振るえばたった一振りで竜の堅牢な鱗さえも切り裂くと伝えられる。
そして、聖剣自体に付与された神の愛と形容されるほどに膨大な魔力により、大魔術師の魔法でさえもあっさりとはねのけると伝えられている。
しかし、そんな聖剣を誰にでも使えるはずもなく、剣は古の時代より存在する大樹に突き刺さっており、勇者以外には引き抜くことは出来ないのだと伝えられている。
ここまでしつこいほどに『伝えられている』と表現したが、無論これには理由がある。
何故なら、この聖剣。
御覧の通り、存在自体は間違いなくしている。
また、大樹から引き抜こうとしても誰も引き抜けなかったことも事実だ。
だが、振るった者が居ないために竜の堅牢な鱗を切り裂くかは分からない。
そもそも竜なんて、今の時代じゃもう神話の存在だ。
そして、大魔術師の魔法でさえもはねのけるとは言われているが、当然ながら大魔術師も魔法も今の時代じゃ見ることもない。

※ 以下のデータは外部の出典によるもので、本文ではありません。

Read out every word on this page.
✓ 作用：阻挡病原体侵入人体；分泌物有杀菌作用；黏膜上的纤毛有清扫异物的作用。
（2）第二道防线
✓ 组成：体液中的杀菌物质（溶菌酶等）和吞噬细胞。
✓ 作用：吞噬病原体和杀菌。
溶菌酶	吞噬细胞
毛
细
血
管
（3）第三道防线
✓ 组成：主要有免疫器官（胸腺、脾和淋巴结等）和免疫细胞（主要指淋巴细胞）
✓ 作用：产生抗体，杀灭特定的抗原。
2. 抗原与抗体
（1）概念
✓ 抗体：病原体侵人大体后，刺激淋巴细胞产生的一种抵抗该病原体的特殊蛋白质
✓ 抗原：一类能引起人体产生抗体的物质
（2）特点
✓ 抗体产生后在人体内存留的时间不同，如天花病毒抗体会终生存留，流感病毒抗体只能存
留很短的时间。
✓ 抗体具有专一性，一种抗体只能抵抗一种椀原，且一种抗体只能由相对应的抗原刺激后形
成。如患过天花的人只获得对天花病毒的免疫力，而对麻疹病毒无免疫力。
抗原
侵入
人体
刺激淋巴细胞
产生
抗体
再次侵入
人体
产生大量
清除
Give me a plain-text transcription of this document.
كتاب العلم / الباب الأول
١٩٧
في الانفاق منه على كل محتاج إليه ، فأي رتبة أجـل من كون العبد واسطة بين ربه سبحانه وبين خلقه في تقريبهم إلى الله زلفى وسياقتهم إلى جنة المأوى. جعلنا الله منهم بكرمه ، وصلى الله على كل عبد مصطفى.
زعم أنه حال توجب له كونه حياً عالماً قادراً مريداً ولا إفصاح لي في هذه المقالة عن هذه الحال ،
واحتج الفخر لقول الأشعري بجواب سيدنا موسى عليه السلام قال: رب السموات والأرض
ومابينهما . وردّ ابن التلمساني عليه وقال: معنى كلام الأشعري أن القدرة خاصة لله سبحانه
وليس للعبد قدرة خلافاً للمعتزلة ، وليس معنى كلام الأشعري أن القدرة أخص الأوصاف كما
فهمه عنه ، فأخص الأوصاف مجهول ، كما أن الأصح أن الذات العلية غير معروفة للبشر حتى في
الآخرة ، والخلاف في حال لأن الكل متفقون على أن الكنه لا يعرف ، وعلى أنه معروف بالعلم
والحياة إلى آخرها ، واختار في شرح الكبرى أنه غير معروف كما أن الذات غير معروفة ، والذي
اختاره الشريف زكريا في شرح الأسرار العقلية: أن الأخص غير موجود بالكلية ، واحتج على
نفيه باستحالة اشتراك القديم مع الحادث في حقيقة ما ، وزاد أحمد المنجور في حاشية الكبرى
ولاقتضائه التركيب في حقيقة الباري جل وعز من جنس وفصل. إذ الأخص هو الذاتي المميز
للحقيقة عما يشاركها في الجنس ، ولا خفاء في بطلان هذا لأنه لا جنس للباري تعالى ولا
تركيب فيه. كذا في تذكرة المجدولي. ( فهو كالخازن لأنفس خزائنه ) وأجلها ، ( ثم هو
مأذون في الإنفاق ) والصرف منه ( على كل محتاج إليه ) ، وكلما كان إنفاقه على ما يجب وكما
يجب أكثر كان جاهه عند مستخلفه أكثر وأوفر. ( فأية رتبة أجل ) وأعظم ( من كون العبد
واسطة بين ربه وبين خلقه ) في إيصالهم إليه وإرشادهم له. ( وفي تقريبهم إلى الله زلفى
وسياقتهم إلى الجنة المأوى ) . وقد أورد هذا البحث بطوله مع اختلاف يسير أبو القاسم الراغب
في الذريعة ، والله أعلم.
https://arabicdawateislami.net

しかしながら、とりあえず大樹の部位ごと切り抜いて持ち去ろうとした者が居たが、彼が持ってきた電動ドリルは大樹に刃をあてた途端にありえない方向にねじ曲がり、チェーンソーは暴れだして大地に突き刺さり、挙句の果てには爆弾を使ってみても大樹に傷一つつかなかった。
どうやら、神の愛と形容される膨大な魔力とやらの護りは大樹全体に及んでいるらしい。
では、魔王はどうなったのか。
聖剣は魔王を打ち倒すために存在するのではないのか。
その答えは実に単純で、そして実に困ったものでもある。
つまり、だ。
人間は聖剣など使わないでも魔王に打ち勝ってしまったのだ。
文章にすればあっと言う間だが、実際には数千年にも及ぶ恐怖の時代があった……と伝えられている。
だが、考えてもみてほしい。
いくら恐怖に支配されていようとも、その期間が数千年ともなれば人間は何かしらの対抗手段を作ってしまうものなのだ。
伝承……いや、はっきりと残っている記録によれば魔王の末路はいわば銃殺刑のような悲惨なものだったらしい。
なんともやるせないというか、情けないというか、夢がないというか……いずれにせよ、魔王は人間に負けたのだ。
よりにもよって聖剣を持たない人間に。
ということで、今この時代においてこの聖剣は観光地の名物と化している。
隣に建てられている大仰な看板には次のように書かれている。
『どなたでもお気軽にお試しください』
なんともフレンドリーなものだ。
よって、現代においても聖剣は誰にも抜かれず、今日もまた観光客たちが半ば冗談で刃を抜こうとしている。